TITLE: The Beatus Maps: Turin
DATE: ca. 776 A.D.
AUTHOR: Beatus of Liebana (died 798)
DESCRIPTION: The famous Turin map of the 12th century, measuring
39 X 27.5 cm, was once supposed to be a medieval design of the first importance,
is thought by Konrad Miller to be a derivative of the Gerona map.
In the text of the Commentary i llustrated by this map, though surprisingly
not displayed on the map itself, stress is laid on the dispersion of the
twelve apostles. It is not now thought to be so ancient or so important
as once supposed; but since it has been before the modern world for almost
two centuries, far longer than any other Beatus map, it has therefore become
a classic in medieval cartography. Its remarkable peculiarities have naturally
made the Turin map a favorite subject of reproduction.
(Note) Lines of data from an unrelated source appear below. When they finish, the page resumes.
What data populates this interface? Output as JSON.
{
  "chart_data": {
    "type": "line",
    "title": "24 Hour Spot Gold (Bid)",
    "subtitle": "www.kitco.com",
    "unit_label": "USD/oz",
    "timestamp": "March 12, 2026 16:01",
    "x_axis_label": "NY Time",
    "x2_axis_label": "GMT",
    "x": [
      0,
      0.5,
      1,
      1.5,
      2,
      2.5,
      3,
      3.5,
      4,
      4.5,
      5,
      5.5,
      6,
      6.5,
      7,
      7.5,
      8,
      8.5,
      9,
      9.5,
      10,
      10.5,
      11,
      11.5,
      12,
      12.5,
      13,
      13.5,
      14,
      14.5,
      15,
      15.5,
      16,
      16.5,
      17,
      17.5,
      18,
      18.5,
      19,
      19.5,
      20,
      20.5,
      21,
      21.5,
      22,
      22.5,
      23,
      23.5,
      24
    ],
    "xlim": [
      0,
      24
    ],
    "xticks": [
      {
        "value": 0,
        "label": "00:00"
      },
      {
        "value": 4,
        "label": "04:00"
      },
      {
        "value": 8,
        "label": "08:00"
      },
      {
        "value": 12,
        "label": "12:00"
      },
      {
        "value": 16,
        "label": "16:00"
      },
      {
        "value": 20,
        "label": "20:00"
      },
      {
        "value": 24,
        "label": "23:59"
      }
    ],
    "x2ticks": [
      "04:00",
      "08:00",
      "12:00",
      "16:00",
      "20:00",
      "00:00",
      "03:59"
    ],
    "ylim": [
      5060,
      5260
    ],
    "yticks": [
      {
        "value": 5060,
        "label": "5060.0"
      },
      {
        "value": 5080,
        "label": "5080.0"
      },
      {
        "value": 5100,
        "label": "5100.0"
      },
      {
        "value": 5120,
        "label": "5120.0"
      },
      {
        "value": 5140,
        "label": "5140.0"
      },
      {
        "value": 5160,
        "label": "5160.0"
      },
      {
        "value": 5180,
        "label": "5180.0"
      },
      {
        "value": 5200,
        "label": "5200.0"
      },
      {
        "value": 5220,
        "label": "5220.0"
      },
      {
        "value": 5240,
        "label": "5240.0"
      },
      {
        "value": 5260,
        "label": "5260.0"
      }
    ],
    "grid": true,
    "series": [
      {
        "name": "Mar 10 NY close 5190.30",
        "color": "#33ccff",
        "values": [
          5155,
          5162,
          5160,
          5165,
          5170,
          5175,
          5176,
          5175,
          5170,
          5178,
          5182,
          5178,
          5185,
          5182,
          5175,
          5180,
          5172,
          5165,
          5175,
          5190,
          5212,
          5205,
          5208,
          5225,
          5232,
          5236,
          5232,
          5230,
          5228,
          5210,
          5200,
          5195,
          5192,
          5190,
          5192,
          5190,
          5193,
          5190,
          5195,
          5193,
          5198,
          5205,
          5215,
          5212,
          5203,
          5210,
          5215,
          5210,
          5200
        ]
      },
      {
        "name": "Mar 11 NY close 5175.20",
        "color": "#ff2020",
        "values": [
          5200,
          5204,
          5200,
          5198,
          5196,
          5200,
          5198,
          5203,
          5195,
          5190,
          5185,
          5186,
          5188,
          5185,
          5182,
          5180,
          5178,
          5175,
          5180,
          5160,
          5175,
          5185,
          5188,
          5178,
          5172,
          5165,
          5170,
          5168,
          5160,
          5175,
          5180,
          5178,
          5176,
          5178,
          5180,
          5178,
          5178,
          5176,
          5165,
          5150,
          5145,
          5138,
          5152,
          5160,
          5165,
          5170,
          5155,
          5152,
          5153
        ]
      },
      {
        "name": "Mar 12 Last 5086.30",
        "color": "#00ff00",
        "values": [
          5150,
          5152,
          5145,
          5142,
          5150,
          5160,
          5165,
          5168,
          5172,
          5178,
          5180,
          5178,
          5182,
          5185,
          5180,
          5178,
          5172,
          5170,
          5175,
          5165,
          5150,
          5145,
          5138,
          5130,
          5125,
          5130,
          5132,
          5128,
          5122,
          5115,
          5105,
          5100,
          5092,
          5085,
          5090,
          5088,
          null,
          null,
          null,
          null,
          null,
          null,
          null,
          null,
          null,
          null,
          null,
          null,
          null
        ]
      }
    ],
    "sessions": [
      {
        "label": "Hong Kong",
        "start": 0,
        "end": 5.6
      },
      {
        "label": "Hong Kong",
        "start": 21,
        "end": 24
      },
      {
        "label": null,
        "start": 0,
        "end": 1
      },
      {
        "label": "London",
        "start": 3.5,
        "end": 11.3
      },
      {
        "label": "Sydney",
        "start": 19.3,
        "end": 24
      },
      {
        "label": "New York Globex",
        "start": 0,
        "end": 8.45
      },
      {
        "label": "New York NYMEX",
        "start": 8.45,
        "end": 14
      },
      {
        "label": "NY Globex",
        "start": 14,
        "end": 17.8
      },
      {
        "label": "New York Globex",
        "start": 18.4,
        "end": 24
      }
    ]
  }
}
Although the celebrated
wind-blowers, so prominent here, are also to be found in other medieval
mappaemundi, their execution on this Beatus derivative are far more
vigorous and detailed; each wind-spirit being seated on a sack or Aeolus-bag
out of which they are squeezing a lively 'blast of air'. It is fairly certain
that in this shape the picture is not a feature of the prototype work of
776 A.D.; the simpler form of the wind-blowers in the 13th century Paris
III map has a greater claim in this respect. The idea must be recognized
as occurring in both the Osma and Valcavado families, which greatly strengthens
its pretensions to originality.
The Turin map omits both the boats and fishes in the great circling
ocean, and displays only nine rectangular islands, two of which remain unnamed.
The Mediterranean shows fourteen uniformly shaped islands, only six of which
are labelled. While no use of decorative houses/ castles/churches to symbolize
major centers can be found on this copy, the illustration of Adam and Eve
is still to be found traditionally at the top of the map (east). Several
rivers and mountain ranges are shown; Europe and Asia are specifically named
but there appears no label for the general area of Africa or Lybia; and
across the narrow sea, to the south, is, of course, the Antipodes.